There was then a diversion into the broader subject of increasing anti-Semitism as a result of the Operation Protective Edge and one questioner wondered if the leadership of the Jewish community could be doing more. Alex appeared quite defensive on this issue, although acknowledging that incidents had risen, he did not want to over emphasise this as being a growing problem for Jews on the streets of the UK. He also said regarding leadership that Jewish organisations are now thinking strategically about putting out a more positive message, and the Jewish view is being presented at the highest level.
Anti-Semitism on campuses was then discussed, following a question from Rabbi Salasnik. A variety of views were offered from suggestions that hostility had increased significantly and that campuses were a dangerous place for Jews, to other views who claimed that there was negligible incidence at most universities in Britain.

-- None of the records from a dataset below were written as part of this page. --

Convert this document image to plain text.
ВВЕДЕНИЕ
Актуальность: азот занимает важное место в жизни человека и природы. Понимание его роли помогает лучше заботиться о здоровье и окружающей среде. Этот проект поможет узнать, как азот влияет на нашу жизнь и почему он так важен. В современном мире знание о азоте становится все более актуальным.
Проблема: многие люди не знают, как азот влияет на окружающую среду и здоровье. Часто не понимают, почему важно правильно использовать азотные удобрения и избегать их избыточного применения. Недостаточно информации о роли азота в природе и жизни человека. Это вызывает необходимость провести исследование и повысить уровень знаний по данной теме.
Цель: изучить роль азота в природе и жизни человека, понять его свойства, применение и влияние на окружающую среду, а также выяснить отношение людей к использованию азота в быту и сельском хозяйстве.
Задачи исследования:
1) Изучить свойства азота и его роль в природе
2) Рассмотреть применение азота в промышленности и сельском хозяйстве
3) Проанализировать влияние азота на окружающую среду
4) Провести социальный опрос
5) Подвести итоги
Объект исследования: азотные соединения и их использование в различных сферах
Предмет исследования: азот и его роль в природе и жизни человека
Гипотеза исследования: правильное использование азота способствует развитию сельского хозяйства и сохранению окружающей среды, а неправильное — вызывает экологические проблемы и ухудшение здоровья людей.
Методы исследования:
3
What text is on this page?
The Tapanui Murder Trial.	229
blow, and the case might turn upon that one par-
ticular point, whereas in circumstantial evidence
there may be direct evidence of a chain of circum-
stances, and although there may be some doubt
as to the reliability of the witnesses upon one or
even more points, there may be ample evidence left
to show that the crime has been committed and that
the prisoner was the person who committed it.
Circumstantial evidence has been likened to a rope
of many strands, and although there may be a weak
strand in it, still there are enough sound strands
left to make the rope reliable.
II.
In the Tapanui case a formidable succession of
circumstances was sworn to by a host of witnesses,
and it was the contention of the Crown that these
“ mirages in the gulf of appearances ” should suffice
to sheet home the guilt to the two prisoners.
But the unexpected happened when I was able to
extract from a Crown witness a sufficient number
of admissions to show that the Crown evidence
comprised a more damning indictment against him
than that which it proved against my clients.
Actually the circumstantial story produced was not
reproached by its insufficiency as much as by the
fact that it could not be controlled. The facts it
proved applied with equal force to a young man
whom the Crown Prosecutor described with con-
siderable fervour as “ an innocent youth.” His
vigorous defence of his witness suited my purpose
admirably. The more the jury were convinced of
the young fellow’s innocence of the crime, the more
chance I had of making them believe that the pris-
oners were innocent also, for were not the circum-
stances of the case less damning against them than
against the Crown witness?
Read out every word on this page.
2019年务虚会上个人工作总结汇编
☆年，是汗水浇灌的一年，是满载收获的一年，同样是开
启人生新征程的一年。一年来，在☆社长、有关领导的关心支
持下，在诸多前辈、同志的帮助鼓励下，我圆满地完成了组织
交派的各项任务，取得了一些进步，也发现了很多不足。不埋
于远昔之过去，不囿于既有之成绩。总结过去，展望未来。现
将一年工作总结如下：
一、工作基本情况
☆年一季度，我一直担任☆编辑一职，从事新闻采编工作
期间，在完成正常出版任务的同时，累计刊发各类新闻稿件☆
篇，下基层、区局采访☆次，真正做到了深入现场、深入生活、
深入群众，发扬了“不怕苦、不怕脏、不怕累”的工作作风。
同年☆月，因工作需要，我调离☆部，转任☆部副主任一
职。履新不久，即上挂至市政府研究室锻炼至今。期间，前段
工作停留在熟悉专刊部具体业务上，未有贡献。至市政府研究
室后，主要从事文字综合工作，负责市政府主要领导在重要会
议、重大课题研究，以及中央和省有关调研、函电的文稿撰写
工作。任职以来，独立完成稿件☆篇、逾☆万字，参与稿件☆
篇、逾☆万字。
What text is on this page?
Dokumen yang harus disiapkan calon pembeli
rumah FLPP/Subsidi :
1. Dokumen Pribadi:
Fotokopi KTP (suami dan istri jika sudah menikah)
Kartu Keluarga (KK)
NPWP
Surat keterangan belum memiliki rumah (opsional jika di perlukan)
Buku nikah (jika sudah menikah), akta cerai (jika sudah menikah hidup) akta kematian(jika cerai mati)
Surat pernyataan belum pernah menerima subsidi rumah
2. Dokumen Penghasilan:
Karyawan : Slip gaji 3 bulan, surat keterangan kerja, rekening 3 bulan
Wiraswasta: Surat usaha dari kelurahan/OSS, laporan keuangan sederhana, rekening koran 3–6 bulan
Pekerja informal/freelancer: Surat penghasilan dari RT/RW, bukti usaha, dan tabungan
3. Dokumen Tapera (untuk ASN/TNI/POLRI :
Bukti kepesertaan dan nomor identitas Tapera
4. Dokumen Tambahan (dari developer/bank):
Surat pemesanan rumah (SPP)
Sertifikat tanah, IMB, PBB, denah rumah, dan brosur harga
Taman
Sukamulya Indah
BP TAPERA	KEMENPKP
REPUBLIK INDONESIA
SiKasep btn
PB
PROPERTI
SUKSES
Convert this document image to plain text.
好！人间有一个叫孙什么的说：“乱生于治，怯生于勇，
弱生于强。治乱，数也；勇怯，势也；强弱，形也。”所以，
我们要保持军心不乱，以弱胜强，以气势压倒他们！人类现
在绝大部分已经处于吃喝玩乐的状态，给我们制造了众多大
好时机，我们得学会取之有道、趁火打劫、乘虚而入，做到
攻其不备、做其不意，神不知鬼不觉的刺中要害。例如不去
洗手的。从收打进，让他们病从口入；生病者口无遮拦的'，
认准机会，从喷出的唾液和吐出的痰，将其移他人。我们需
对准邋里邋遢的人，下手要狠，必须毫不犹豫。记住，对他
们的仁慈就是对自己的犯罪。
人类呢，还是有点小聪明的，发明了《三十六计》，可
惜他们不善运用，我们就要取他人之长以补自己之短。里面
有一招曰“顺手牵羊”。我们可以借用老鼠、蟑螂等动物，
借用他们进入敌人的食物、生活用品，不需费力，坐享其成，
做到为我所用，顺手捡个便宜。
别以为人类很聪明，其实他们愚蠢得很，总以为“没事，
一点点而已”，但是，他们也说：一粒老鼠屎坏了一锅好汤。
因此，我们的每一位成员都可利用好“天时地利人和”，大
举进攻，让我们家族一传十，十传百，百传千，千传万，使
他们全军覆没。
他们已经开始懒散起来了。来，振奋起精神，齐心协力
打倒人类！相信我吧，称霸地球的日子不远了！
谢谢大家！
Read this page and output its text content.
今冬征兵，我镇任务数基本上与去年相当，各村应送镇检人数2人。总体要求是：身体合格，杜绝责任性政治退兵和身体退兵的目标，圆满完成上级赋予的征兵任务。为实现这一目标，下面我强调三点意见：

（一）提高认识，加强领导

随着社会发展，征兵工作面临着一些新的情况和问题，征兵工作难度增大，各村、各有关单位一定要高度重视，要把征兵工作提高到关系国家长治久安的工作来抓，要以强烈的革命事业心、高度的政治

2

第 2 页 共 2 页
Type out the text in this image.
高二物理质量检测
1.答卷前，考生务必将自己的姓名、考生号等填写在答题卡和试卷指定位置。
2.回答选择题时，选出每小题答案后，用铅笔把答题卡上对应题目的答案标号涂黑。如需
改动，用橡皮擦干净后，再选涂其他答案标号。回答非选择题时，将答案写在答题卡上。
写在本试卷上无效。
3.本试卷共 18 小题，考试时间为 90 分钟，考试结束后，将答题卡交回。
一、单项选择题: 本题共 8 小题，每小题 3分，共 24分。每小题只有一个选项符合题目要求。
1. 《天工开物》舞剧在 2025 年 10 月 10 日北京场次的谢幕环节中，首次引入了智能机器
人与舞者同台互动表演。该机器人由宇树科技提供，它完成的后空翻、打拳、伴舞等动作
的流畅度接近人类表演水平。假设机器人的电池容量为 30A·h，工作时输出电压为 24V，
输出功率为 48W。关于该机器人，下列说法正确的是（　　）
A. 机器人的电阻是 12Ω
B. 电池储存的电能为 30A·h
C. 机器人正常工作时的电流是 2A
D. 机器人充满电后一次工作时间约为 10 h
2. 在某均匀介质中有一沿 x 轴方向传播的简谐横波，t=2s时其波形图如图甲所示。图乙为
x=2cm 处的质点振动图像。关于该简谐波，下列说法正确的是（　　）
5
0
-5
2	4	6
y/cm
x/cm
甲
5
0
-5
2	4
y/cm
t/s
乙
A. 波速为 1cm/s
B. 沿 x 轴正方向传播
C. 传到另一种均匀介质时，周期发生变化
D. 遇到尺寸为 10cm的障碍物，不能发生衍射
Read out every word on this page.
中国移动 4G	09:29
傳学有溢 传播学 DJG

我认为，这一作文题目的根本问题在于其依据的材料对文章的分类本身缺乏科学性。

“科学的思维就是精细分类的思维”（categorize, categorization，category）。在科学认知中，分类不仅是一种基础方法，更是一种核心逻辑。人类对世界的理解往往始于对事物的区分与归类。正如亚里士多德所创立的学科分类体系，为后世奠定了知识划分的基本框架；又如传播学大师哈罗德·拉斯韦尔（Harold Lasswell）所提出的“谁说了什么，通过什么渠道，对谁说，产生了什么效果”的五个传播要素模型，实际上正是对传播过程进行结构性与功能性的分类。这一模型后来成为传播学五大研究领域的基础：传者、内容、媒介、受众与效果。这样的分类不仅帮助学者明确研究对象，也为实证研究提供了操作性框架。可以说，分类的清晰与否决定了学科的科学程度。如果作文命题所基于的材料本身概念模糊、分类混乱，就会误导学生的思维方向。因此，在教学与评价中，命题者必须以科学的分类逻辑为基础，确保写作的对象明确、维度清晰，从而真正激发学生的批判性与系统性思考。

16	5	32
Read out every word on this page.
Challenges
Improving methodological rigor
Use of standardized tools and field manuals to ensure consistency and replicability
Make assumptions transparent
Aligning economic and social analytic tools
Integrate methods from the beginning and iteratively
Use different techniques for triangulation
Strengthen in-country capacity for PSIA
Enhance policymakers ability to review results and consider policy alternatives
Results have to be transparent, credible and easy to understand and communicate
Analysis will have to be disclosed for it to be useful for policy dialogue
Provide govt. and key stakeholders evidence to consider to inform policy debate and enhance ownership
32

Finally Alex talked about the Royal Family and their lack of visits to Israel, Britain’s trading relationship with Israel and the role of the Board of Deputies in representing Jewish and Israeli interests to government, about which Laurence Brass gave further thoughts.
In summary this informative talk covered a broad range of issues and gave us an insight into the role and nature of this organisation UNRWA, told us who funds it, who works for it and why it still exists so long after its formation. We all see the UNWRA flags and letters printed on jackets worn by their workers on our TV screens but we may have often wondered about whom exactly they report to and whether their role helps or hinders the very people they purport to represent and why their spokesmen so often condemn Israel. On the surface it could look like this organisation is a humanitarian neutral body, but one does not have to dig too deep to find how it deviates from such neutrality.
Alex Brummer was then thanked by Rabbi Yosef Richards for his most interesting talk and tea and cake was taken.
Look forward to seeing you all at the next BLT.